The situation hit a deeper chord when Moquino looked into her daughter’s eyes and thought of the future she wanted for her. Her 2-year-old child was fluent in the Keres language, but had no early childhood setting to continue to develop these skills.

“I thought, ‘This school will teach the Keres out of her,’” said Moquino in a recent interview.

“I was not taken seriously by the district. I went to work one day and thought, ‘Why am I working so hard as an Indian teacher to have high test scores for these children in English, and yet I’m being told at home that it’s my responsibility to give language to my child?”

It was this pivotal moment that ignited Moquino’s determination to take language revitalization into her own hands. She left the public school system and, after six years of intense planning, fundraising and trailblazing, she obtained permission from the tribal council and co-founded the Keres Children’s Learning Center — Cochiti Pueblo’s first full-immersion early childhood center.

Keres Children’s Learning Center staff, from left, are Elena Arquero, Joelle Cordero, Marie Cordero, Ann Ka-hee, Ahweyah Herrera, Trisha Moquino and Mara Matteson (sitting). (Photo by Alexander Carothers)

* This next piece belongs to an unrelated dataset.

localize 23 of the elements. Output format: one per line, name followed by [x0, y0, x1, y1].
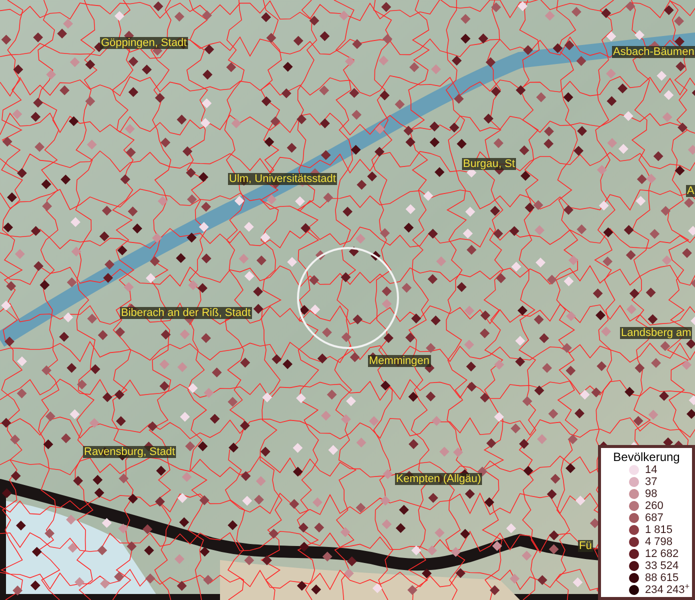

Keres Children’s Learning Center staff, from left, are Elena Arquero, Joelle Cordero, Marie Cordero, Ann Ka-hee, Ahweyah Herrera, Trisha Moquino and Mara Matteson (sitting). (Photo by Alexander Carothers)

“Nobody else is going to do it for us. We have to come together and do it for ourselves. We have been given money by the state for one-hour language classes. Why can’t we have full-out schools in our languages?” Moquino said.

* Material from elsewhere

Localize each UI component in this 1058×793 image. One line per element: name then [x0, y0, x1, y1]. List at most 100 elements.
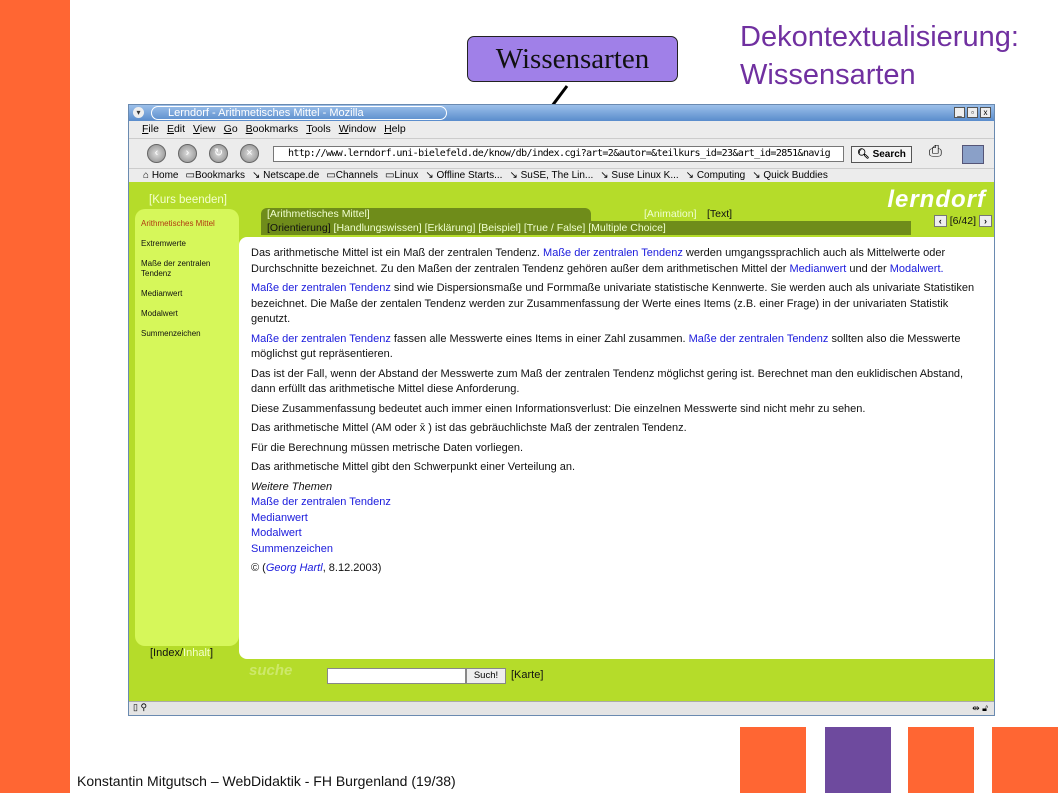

The Realization of a Dream

Four years later, Moquino and the KCLC team hold an impressive track record. This year they’ve opened up higher grades and fully realized their dream of an intergenerational teaching and learning community. As soon as children step through the door, nothing but Keres is spoken to teach not only Western material, but also to give them fluency and knowledge of traditional skills, values and philosophy. This sprouted from Moquino’s belief that traditional knowledge does not need to be compromised for Western knowledge and vice versa.

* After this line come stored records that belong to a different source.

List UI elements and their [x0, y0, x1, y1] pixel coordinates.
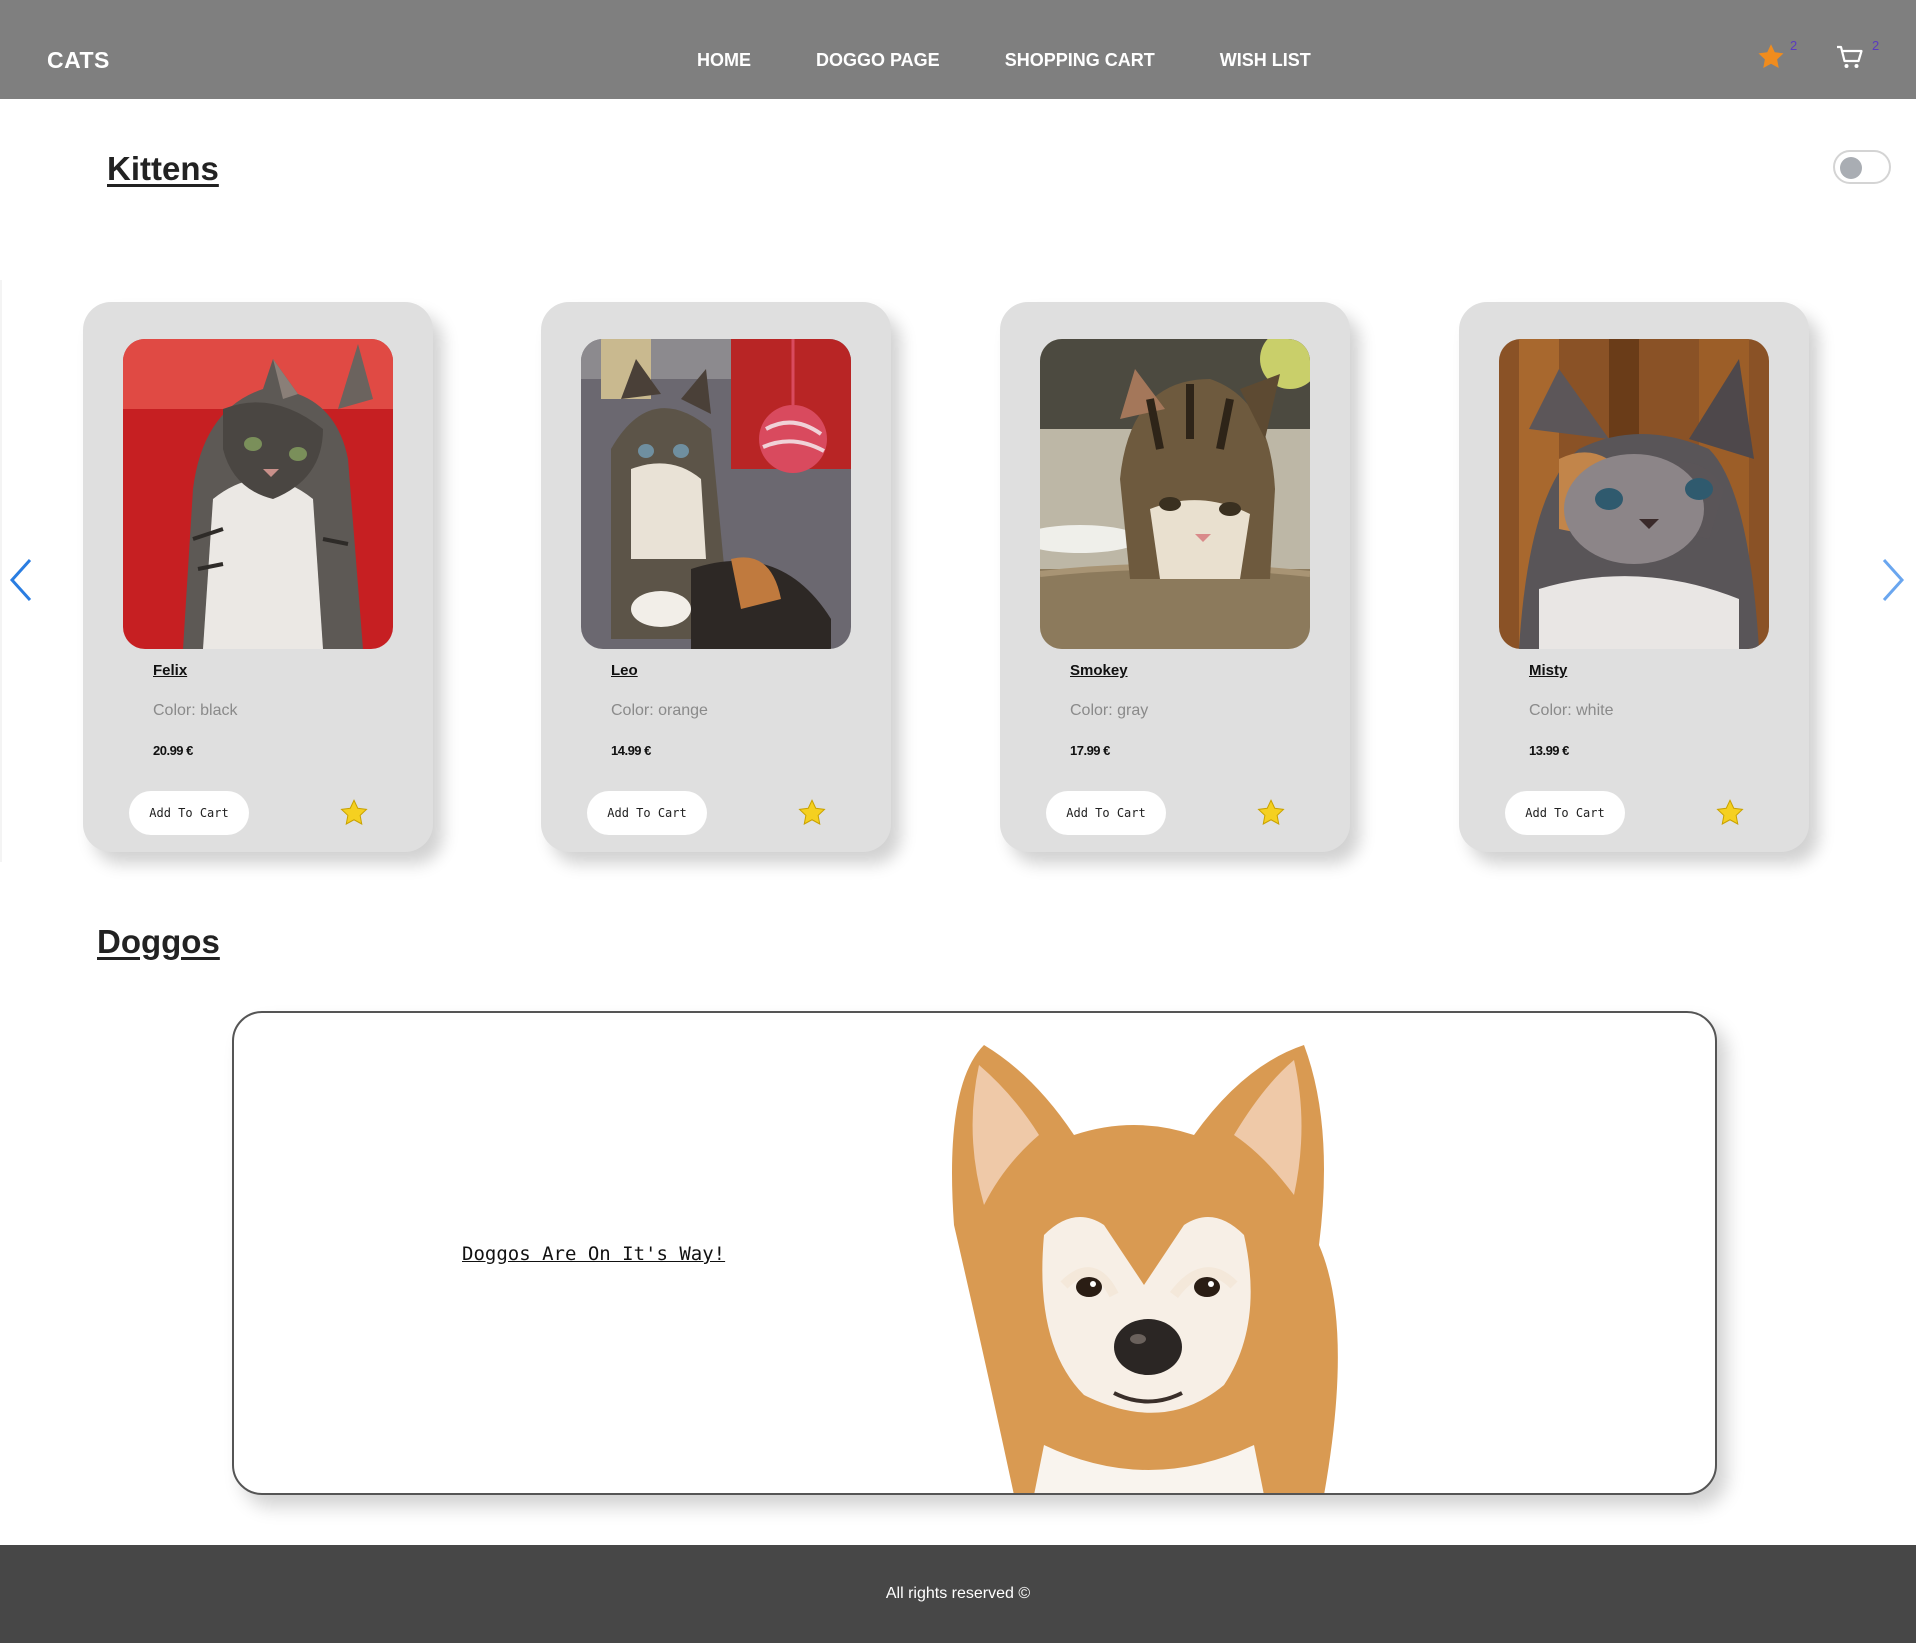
nav-links: HOME DOGGO PAGE SHOPPING CART WISH LIST [697, 50, 1311, 71]
shiba-dog-image [924, 1025, 1364, 1493]
kitten-card: Leo Color: orange 14.99 € Add To Cart [541, 302, 891, 852]
kitten-photo-leo [581, 339, 851, 649]
kitten-photo-felix [123, 339, 393, 649]
kitten-price: 14.99 € [611, 743, 651, 758]
add-to-wishlist-star-icon[interactable] [1256, 798, 1286, 828]
nav-link-doggo-page[interactable]: DOGGO PAGE [816, 50, 940, 71]
footer: All rights reserved © [0, 1545, 1916, 1643]
kitten-card: Misty Color: white 13.99 € Add To Cart [1459, 302, 1809, 852]
brand-logo[interactable]: CATS [47, 47, 110, 74]
kitten-name[interactable]: Leo [611, 662, 638, 679]
add-to-cart-button[interactable]: Add To Cart [1505, 791, 1625, 835]
shopping-cart-icon[interactable] [1836, 44, 1864, 70]
kitten-name[interactable]: Misty [1529, 662, 1567, 679]
doggos-banner: Doggos Are On It's Way! [232, 1011, 1717, 1495]
kitten-color: Color: white [1529, 702, 1614, 719]
kitten-card: Smokey Color: gray 17.99 € Add To Cart [1000, 302, 1350, 852]
add-to-cart-button[interactable]: Add To Cart [129, 791, 249, 835]
kittens-carousel: Felix Color: black 20.99 € Add To Cart L… [0, 280, 1916, 872]
add-to-cart-button[interactable]: Add To Cart [1046, 791, 1166, 835]
kitten-color: Color: gray [1070, 702, 1149, 719]
kitten-photo-misty [1499, 339, 1769, 649]
doggos-message-link[interactable]: Doggos Are On It's Way! [462, 1243, 725, 1265]
kitten-color: Color: orange [611, 702, 708, 719]
kitten-card: Felix Color: black 20.99 € Add To Cart [83, 302, 433, 852]
carousel-prev-arrow-icon[interactable] [4, 552, 40, 608]
nav-link-home[interactable]: HOME [697, 50, 751, 71]
kitten-price: 20.99 € [153, 743, 193, 758]
kitten-price: 17.99 € [1070, 743, 1110, 758]
wishlist-count-badge: 2 [1790, 38, 1798, 53]
carousel-edge [0, 280, 2, 862]
cart-count-badge: 2 [1872, 38, 1880, 53]
nav-link-shopping-cart[interactable]: SHOPPING CART [1005, 50, 1155, 71]
carousel-next-arrow-icon[interactable] [1874, 552, 1910, 608]
wishlist-star-icon[interactable] [1756, 42, 1786, 72]
add-to-cart-button[interactable]: Add To Cart [587, 791, 707, 835]
kitten-name[interactable]: Smokey [1070, 662, 1128, 679]
toggle-knob [1840, 157, 1862, 179]
navbar: CATS HOME DOGGO PAGE SHOPPING CART WISH … [0, 0, 1916, 99]
nav-link-wish-list[interactable]: WISH LIST [1220, 50, 1311, 71]
kitten-price: 13.99 € [1529, 743, 1569, 758]
add-to-wishlist-star-icon[interactable] [1715, 798, 1745, 828]
theme-toggle[interactable] [1833, 150, 1891, 184]
kittens-title: Kittens [107, 150, 219, 187]
add-to-wishlist-star-icon[interactable] [797, 798, 827, 828]
footer-copyright: All rights reserved © [885, 1585, 1031, 1602]
doggos-title: Doggos [97, 923, 220, 960]
kitten-color: Color: black [153, 702, 238, 719]
kitten-photo-smokey [1040, 339, 1310, 649]
add-to-wishlist-star-icon[interactable] [339, 798, 369, 828]
kitten-name[interactable]: Felix [153, 662, 187, 679]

Early childhood class of 2016 at Keres Children's Learning Center. (Photo by Alexander Carothers)

Early childhood class of 2016 at Keres Children’s Learning Center. (Photo by Alexander Carothers)

“I always cry when I tell this part of the story because we didn’t open the school in time for my daughters to attend,” Moquino said. “But I tell them they are the legacy for the school because if I did not have them the school would not exist today. It came from my experience as a mother.”

Breaking Dependency, Gaining Freedom

Federal and state standards frequently stifle the dreams of Indigenous educators like Moquino. She and the KCLC Board of Directors did not want to be beholden to outside expectations.

“We operate outside of school and teacher evaluations because we don’t take money from the state. Energy needs to go towards the mission of the school, instead of checking off things on a list made by someone at the Capitol.” To meet the school’s financial needs, numerous foundations have stepped up to ensure its success. “It’s still a struggle,” Moquino said. “These groups do not want to fund us forever. We don’t know how we will keep it running.”

Joelle Cordero working on the hundreds board with Kaydi Pecos

Joelle Cordero working on the hundreds board with Kaydi Pecos

Looking at the history, it is indeed ironic that Moquino and others can’t receive state funding and successfully revitalize their language at the same time. Under the leadership of Secretary of the Interior Carl Schurz in 1880, the Indian Bureau issued regulations that “all instruction must be in English” in both mission and government schools or they would lose government funding. The national and international community agrees that starving languages out of existence is an abomination and yet our nation is perpetuating these policies still today.

Despite the hardship experienced with these entities, Moquino has hope that change is on the horizon: “I think we’ll get there but it will take us longer than we want. In language revitalization, time is something we don’t have. They are not doing it intentionally, but they’re not more intentional about being inclusive either.”

To teach community leaders more about education self-determination and building schools that revitalize our languages and culture, the KCLC hosted a symposium on cross-generational models of education. The event took place on November 9, 2016, in Santa Fe, New Mexico, and was meant to “build awareness and capacity around Indigenous language revitalization through education using dual-language, immersion and Montessori methods rooted in community knowledge and values.”